Et si on changeait les règles du jeu ?

Et si la clé du plaisir se cachait dans la curiosité ou l’envie de se redécouvrir ? Trois couples racontent
comment une idée un peu folle a transformé leur intimité. Entre maladresses, rires et vraies émotions,
ces expériences insolites leur ont surtout appris à se reconnecter à eux-mêmes… et à l’autre. | Natacha Beneva

Le slow sex façon tantrique – Pierre, 34 ans

« L’idée est venue d’elle. Elle m’a parlé de “sexe tantrique” un soir, entre deux verres de vin. J’ai ri, je pensais à une mode un peu bizarre. Elle semblait sérieuse, disant qu’elle voulait qu’on se retrouve autrement, sans se presser. Alors j’ai dit oui. Le premier essai a été quelque peu maladroit. On devait respirer ensemble, se regarder longtemps sans rien dire. J’avais envie de plaisanter, de casser le silence. Puis, j’ai vu son visage autrement, plus calme, plus présent. Et tout s’est ralenti. Ce n’était pas un moment charnel au sens habituel, mais c’était… vrai. Il n’y avait pas de but, juste un échange. J’ai compris qu’on pouvait être proches sans forcément chercher la performance. Depuis, on garde parfois cette connexion autrement, cette complicité et ce regard. Ça a changé quelque chose entre nous – comme si on s’était retrouvés dans le silence. »

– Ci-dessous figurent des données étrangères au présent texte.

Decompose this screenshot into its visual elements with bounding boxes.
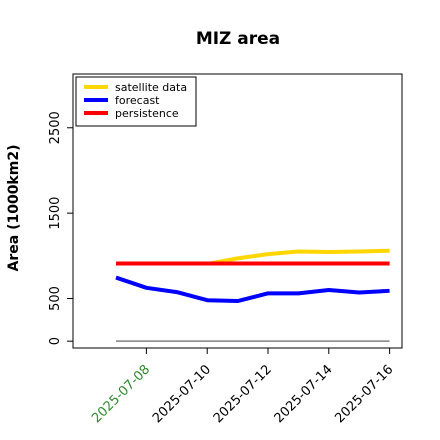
y-tick-label-500: 500: [48, 286, 63, 311]
x-tick-label-2025-07-10: 2025-07-10: [150, 362, 214, 426]
series-layer: [115, 248, 390, 342]
x-tick-label-2025-07-16: 2025-07-16: [332, 362, 396, 426]
y-axis-label: Area (1000km2): [6, 145, 22, 272]
y-tick-label-2500: 2500: [48, 111, 63, 144]
x-axis: 2025-07-082025-07-102025-07-122025-07-14…: [89, 348, 396, 426]
series-line-forecast: [115, 275, 390, 304]
x-tick-label-2025-07-12: 2025-07-12: [211, 362, 275, 426]
legend: satellite data forecast persistence: [75, 76, 197, 127]
chart-title: MIZ area: [196, 29, 280, 49]
y-axis: 0 500 1500 2500: [48, 111, 73, 345]
series-line-satellite-data: [206, 248, 390, 266]
y-tick-label-1500: 1500: [48, 197, 63, 230]
legend-label-persistence: persistence: [115, 107, 179, 120]
plot-area: [72, 73, 403, 349]
legend-label-forecast: forecast: [115, 94, 160, 107]
legend-label-satellite: satellite data: [115, 81, 187, 94]
x-tick-label-2025-07-08: 2025-07-08: [89, 362, 153, 426]
y-tick-label-0: 0: [48, 337, 63, 345]
x-tick-label-2025-07-14: 2025-07-14: [272, 362, 336, 426]
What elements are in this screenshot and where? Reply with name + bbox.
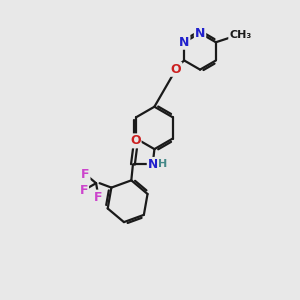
Text: O: O — [130, 134, 141, 147]
Text: F: F — [94, 190, 103, 204]
Text: F: F — [81, 168, 89, 181]
Text: CH₃: CH₃ — [229, 31, 251, 40]
Text: N: N — [195, 27, 205, 40]
Text: O: O — [171, 63, 181, 76]
Text: N: N — [148, 158, 158, 171]
Text: H: H — [158, 159, 167, 170]
Text: N: N — [179, 36, 189, 49]
Text: F: F — [80, 184, 88, 197]
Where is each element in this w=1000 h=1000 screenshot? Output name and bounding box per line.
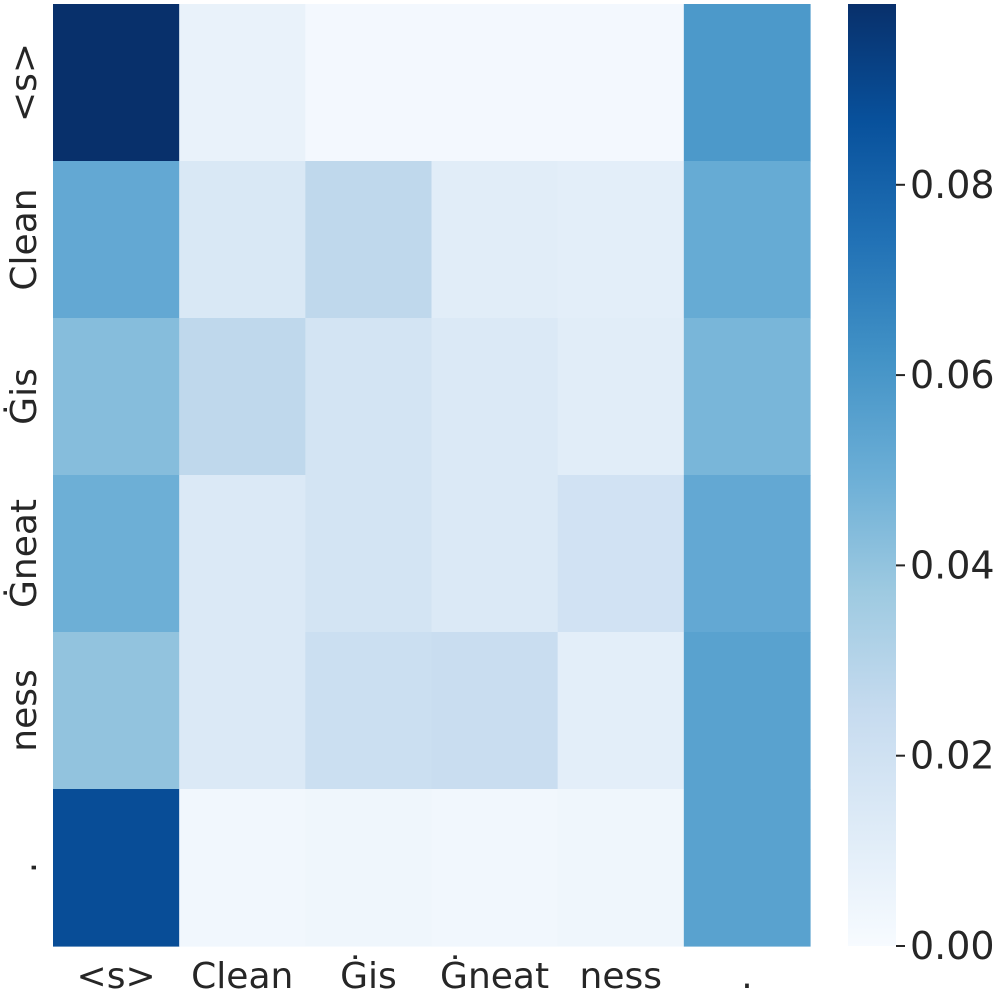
heatmap-cell-r2-c3 xyxy=(431,318,559,476)
x-tick-labels: <s> Clean Ġis Ġneat ness. xyxy=(77,955,753,997)
colorbar-ticks: 0.00 0.02 0.04 0.06 0.08 xyxy=(896,163,995,968)
y-tick-label: <s> xyxy=(4,43,45,122)
heatmap-cell-r5-c3 xyxy=(431,789,559,947)
x-tick-label: <s> xyxy=(77,956,156,997)
y-tick-label: ness xyxy=(4,669,45,751)
heatmap-cell-r5-c0 xyxy=(53,789,180,947)
heatmap-cell-r4-c5 xyxy=(683,632,811,790)
heatmap-cell-r2-c4 xyxy=(557,318,685,476)
heatmap-cell-r4-c4 xyxy=(557,632,685,790)
colorbar-tick-label: 0.02 xyxy=(910,734,995,778)
heatmap-cell-r2-c2 xyxy=(305,318,433,476)
y-tick-labels: <s> Clean Ġis Ġneat ness. xyxy=(3,43,45,873)
heatmap-cell-r1-c5 xyxy=(683,161,811,319)
colorbar-tick-label: 0.04 xyxy=(910,543,995,587)
heatmap-cell-r0-c3 xyxy=(431,4,559,162)
heatmap-cell-r0-c5 xyxy=(683,4,811,162)
x-tick-label: . xyxy=(741,956,752,997)
heatmap-cell-r2-c1 xyxy=(179,318,306,476)
heatmap-cell-r3-c5 xyxy=(683,475,811,633)
y-tick-label: Ġis xyxy=(3,368,45,425)
heatmap-cell-r4-c1 xyxy=(179,632,306,790)
x-tick-label: Clean xyxy=(191,956,293,997)
y-tick-label: Clean xyxy=(4,188,45,290)
heatmap-cell-r0-c0 xyxy=(53,4,180,162)
x-tick-label: Ġis xyxy=(340,955,397,997)
x-tick-label: Ġneat xyxy=(440,955,549,997)
heatmap-cell-r1-c0 xyxy=(53,161,180,319)
heatmap-cells xyxy=(53,4,811,947)
colorbar-tick-label: 0.00 xyxy=(910,924,995,968)
heatmap-cell-r3-c2 xyxy=(305,475,433,633)
heatmap-cell-r3-c4 xyxy=(557,475,685,633)
heatmap-cell-r1-c1 xyxy=(179,161,306,319)
heatmap-cell-r3-c0 xyxy=(53,475,180,633)
heatmap-cell-r5-c1 xyxy=(179,789,306,947)
y-tick-label: . xyxy=(4,862,45,873)
colorbar-tick-label: 0.08 xyxy=(910,163,995,207)
heatmap-cell-r2-c0 xyxy=(53,318,180,476)
heatmap-cell-r4-c2 xyxy=(305,632,433,790)
heatmap-cell-r3-c1 xyxy=(179,475,306,633)
heatmap-cell-r1-c3 xyxy=(431,161,559,319)
heatmap-cell-r3-c3 xyxy=(431,475,559,633)
heatmap-cell-r0-c4 xyxy=(557,4,685,162)
y-tick-label: Ġneat xyxy=(3,499,45,608)
heatmap-cell-r1-c2 xyxy=(305,161,433,319)
heatmap-cell-r4-c0 xyxy=(53,632,180,790)
heatmap-cell-r1-c4 xyxy=(557,161,685,319)
heatmap-cell-r4-c3 xyxy=(431,632,559,790)
colorbar xyxy=(848,4,896,946)
colorbar-tick-label: 0.06 xyxy=(910,353,995,397)
heatmap-cell-r0-c2 xyxy=(305,4,433,162)
heatmap-cell-r5-c2 xyxy=(305,789,433,947)
x-tick-label: ness xyxy=(580,956,662,997)
heatmap-cell-r5-c5 xyxy=(683,789,811,947)
heatmap-cell-r2-c5 xyxy=(683,318,811,476)
heatmap-cell-r5-c4 xyxy=(557,789,685,947)
heatmap-cell-r0-c1 xyxy=(179,4,306,162)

La nuit des sens – Nadia, 41 ans

« Tout est parti d’une conversation sur le fait qu’on faisait toujours l’amour « pareil ». Pas de lassitude, mais une impression de routine. Alors j’ai proposé un jeu : une nuit sans se voir. J’ai préparé la chambre, plongée dans le noir complet. Pas une veilleuse, pas un téléphone, juste des bougies dans le couloir. L’idée, c’était de redécouvrir nos corps autrement, sans les yeux. Au début, c’était étrange, presque gênant. On tâtonnait, on riait nerveusement, on ne savait pas trop où mettre les mains. Puis, peu à peu, l’absence de lumière a tout changé. Le moindre souffle devenait plus intense, la peau plus sensible. On s’écoutait, on respirait ensemble, on prenait le temps. C’était comme si chaque geste avait du sens, comme si on apprenait à se toucher pour la première fois. »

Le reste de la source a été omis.